The bok choi in this soup goes very well with the chicken stock, and makes this simple soup tasty and satisfying. I used sweet potato noodles (made from that vegetable’s starch), which worked well because they’re thick and firm, and went well with the bok choi. We didn’t have any fish sauce in the house, so I seasoned the soup with oyster sauce instead – nice funky flavor to lift it up and make it a little special.
Heat & Knives
The Recipe
Source: Hot Sour Salty Sweet: A Culinary Journey Through Southeast Asia by Jeffrey Alford and Naomi Duguid
2 chicken legs or 1 chicken breast (approximately 1 pound)
6 cups chicken broth
2 cups water
2 ounces cellophane noodles, soaked in warm water for 20 minutes and drained
5 to 6 stalks bok choi or Swiss chard, thoroughly washed
3 tablespoons Vietnamese or Thai fish sauce
salt to taste
freshly ground black pepper
Rinse the chicken, remove and discard the skin and fat, and place in a large pot. Add the broth and water and bring to a boil. Lower the heat and simmer, half-covered, skimming off any foam that rises to the surface, for 30 minutes, or until the chicken is cooked through.
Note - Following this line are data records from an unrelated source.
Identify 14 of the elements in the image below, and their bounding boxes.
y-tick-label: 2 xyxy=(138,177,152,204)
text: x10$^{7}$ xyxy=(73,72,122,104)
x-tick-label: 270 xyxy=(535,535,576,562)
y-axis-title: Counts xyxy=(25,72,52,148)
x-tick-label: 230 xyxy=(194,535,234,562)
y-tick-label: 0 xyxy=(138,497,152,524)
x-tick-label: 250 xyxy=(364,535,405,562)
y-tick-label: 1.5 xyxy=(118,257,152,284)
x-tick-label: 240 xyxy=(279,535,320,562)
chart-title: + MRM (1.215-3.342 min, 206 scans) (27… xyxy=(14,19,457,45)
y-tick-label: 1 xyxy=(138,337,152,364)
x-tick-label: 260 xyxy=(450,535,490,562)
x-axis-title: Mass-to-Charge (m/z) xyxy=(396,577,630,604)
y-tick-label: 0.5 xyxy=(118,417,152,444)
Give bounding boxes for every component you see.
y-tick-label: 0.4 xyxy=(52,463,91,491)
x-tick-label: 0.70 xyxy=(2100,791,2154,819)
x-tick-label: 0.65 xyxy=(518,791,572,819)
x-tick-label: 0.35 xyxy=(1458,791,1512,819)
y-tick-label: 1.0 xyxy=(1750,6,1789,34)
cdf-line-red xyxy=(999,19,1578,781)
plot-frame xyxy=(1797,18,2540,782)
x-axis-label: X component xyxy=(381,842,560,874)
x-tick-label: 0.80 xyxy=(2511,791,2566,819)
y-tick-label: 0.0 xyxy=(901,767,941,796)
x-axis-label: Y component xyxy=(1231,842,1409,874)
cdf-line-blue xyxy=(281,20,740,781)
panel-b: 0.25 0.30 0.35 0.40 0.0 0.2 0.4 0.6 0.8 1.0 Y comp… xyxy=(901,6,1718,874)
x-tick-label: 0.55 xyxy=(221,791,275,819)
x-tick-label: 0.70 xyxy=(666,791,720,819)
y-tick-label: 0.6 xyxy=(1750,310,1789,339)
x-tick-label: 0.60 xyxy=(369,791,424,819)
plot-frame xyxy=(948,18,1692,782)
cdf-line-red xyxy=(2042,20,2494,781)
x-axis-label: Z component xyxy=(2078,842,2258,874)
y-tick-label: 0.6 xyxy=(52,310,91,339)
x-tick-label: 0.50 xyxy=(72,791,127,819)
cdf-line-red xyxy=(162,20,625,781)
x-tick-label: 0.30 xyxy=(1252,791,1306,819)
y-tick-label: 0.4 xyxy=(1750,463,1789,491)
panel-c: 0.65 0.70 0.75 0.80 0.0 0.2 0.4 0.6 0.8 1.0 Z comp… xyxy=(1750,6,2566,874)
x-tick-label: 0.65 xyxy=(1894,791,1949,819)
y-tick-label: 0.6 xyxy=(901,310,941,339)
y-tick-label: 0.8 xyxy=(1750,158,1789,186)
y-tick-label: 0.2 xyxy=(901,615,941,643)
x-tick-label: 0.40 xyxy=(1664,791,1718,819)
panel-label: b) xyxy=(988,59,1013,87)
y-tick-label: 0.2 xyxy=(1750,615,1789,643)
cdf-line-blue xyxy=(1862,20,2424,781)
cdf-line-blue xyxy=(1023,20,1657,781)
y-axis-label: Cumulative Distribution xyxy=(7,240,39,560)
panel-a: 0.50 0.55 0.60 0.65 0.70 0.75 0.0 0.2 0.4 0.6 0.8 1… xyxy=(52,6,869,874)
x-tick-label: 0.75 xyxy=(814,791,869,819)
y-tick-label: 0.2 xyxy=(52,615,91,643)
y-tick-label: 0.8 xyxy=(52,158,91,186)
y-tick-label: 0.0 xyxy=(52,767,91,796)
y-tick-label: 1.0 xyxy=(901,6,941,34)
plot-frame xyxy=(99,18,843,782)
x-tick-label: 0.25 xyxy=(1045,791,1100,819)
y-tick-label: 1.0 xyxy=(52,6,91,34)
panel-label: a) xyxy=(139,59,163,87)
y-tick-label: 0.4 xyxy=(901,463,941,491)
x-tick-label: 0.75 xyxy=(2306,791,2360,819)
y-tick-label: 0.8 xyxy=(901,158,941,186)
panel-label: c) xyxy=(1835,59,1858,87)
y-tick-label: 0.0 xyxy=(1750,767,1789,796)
Remove the chicken from the broth and let sit for a moment, until cool enough to handle. Discard the bones, shred the meat, and set aside. If you have time, chill the broth and then skim off the fat; if not, strain the broth into a saucepan through a colander lined with two layers of cheesecloth. (The soup can be prepared ahead to this point and the chicken and broth stored separately, once cooled, in well-sealed containers in the refrigerator for up to 2 days.)
Meanwhile, using scissors, cut the soaked noodles into 3- to 4-inch lengths; set aside. Cut off the bok choi or chard stems and set aside for another purpose. Slice the leaves lengthwise in half and cut crosswise into 1-inch slices.
When ready to serve, heat the broth to a simmer. Add the fish sauce, taste for seasonings, and add salt if you wish. Divide the shredded chicken ammong six soup bowls. Add the cellophane noodles and greens to the simmering broth and bring to a vigorous boil. Give the soup a good stir, then ladle the hot soup over the chicken, distributing the noodles and greens among the bowls. Grind black pepper generously over each bowl and serve at once.
Note: This soup can be served Vietnamese style over cooked rice: Allow at least ½ cup cooked rice per person. Place the rice in large soup bowls, add the shredded chicken, and ladle the soup over.